01 Sep La Garrotxa : le génie de la résistance

D’eau et de feu, la Garrotxa est née des volcans et des rivières. Opiniâtre, travailleuse, elle est née pour résister et porte haut, très haut, les couleurs catalanes. Il n’’en reste qu’’une, elle sera celle-là. Histoire d’un pays qui ne se rend pas.
Entrer dans la Garrotxa, c’est un peu pénétrer dans un temple : la nature y est mystérieuse et contradictoire. A la courbe douce des volcans, aux cuvettes boisées des calderas parfois ornées d’improbables chapelles, répondent la profondeur des forêts et à la présence têtue de l’eau, déclinée en sources et en zones marécageuses. Une indéfinissable celtitude semble planer sur cette terre dure, montagneuse, aux faux airs d’Auvergne que l’on devine ouverte aux légendes.

Garrotxa8Une force étrange

De ce cirque grandiose de volcans endormis monte une étrange force, tellurique, venue du fond des siècles et du cœur même de la terre. Une force qui a fait les hommes d’ici résistants, têtus et travailleurs : la terre de la Garrotxa sait être généreuse, mais il faut l’aimer, la travailler au corps, s’y adonner. Ici, tout naît d’une noble âpreté, même les maisons sortent de la lave. Ici, rien ne se soumet jamais… D’ailleurs, l’étymologie annonce cette absence de concessions : elle mêle le latin garr (garrigue) et le mozarabe roxa (roche) pour indiquer les noces intimes du minéral et du végétal…

Une terre sans concessions

Amoureux du tiède, passez votre chemin. Ici, les hivers sont si rudes que ma mère, jeune mariée venue du Vallespir, s’exclama au matin devant les champs couverts de gelée : « Espia, ha nevat ! » (Regarde, il a neigé). Quant à l’été, il est torride et sec, et fait du moindre point d’eau une bénédiction : par chance, ils sont innombrables. La transhumance des familles vers les fontaines en fin d’après-midi pour y goûter, est une tradition garrotxina bien ancrée ! Terre de volcans et de mystères, la Garrotxa est aussi une terre d’histoire et elle annonce la couleur.

Romane et médiévale

On pénètre dans la Garrotxa par le Moyen Age et l’incroyable pont de Besalù, à la fois à dos-d’âne et coudé, fermé d’une herse et doté d’un pont-levis, qui enjambe majestueusement le Fluvià, le fleuve roi de la Garrotxa.

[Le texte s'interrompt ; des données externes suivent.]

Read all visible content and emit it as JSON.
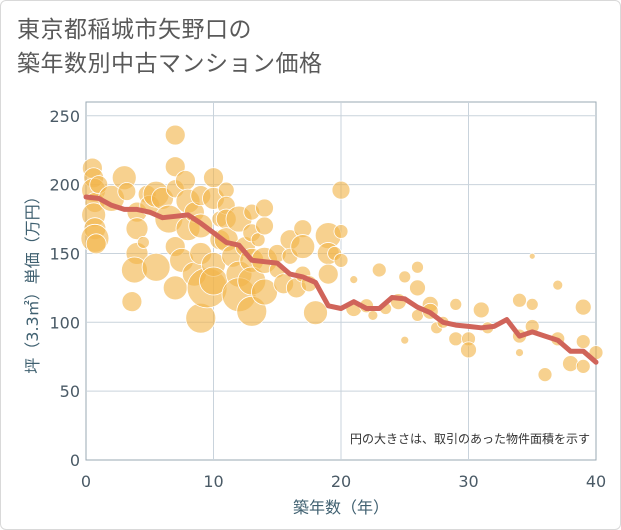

Une pure merveille gothique. Devant vous, l’un des ensembles historiques les mieux conservés de Catalogne. L’hôpital Sant Julia arbore une magnifique façade du XIIe siècle, l’église romane Sant Vicenç se penche doucement vers le gothique. Un peu plus loin, la Curie Royale et la Collégiale Santa Maria. L’église Sant Pere porte sur sa façade des lions qui terrassent un singe et un homme nu, symbolisant la force de l’église et les forces du mal. La Casa Cornellà, une incroyable maison romane magnifiquement conservée, est un des plus beaux témoignages civils de cet art concomitant de la naissance du pays. Le mystère est ailleurs, presque à fleur de fleuve, là où s’ouvrait la porte du call, réservée aux juifs. Le mikvé, la yeshiva (école) et la synagogue sont encore visitables : ici vivait l’une des plus brillantes communautés juives de Catalogne, indissociable de l’histoire de cette terre.

Garrotxa6Profondément chrétienne

Pour rester dans la splendeur médiévale, il faut aller à Sant Joan Les Fonts et son monastère bénédictin du XIIe siècle, avec ses trois nefs et son incroyable portail. A ne pas rater : les fonts baptismaux de toute beauté. Ici aussi, le Fluvià est surmonté d’un pont majestueux, revêtu de la moire sombre des roches volcaniques. Il jouxte l’Estada Juvinyà, une magnifique maison de maître fortifiée. Enfin, direction Santa Pau avec ses remparts du XIIIe siècle et son château de la Baronia, ordonnancé autour d’une cour rectangulaire XVe siècle. Le flanc sud voit naître l’espace triangulaire du firal dels bous (place des bœufs) où se situait le marché. Parallèlement à ces centres urbains, les hommes ont essaimé dans les montagnes de la Garrotxa comme autant d’actions de grâce, des chapelles et des ermitages dont la beauté récompense randonneurs et pèlerins.

Résistante dans l’âme

Ici, les batailles furent grandioses et les soulèvements nombreux : ceux des serfs remences dès le XIVe siècle, libérés bien avant leurs homologues des autres Espagnes, ceux de la Guerre de Succession qui vit la Garrotxa se ranger massivement du côté des Habsbourg, ceux des chemins de l’exil en 1939. Aujourd’hui encore, la Garrotxa fait le plein de votes indépendantistes comme ses façades le font d’estelades. Attention, ici, vous êtes au cœur de l’ADN catalan ! Pourtant, le paysage, dans sa rudesse qui porte à la résistance, n’est pas exempt de douceur…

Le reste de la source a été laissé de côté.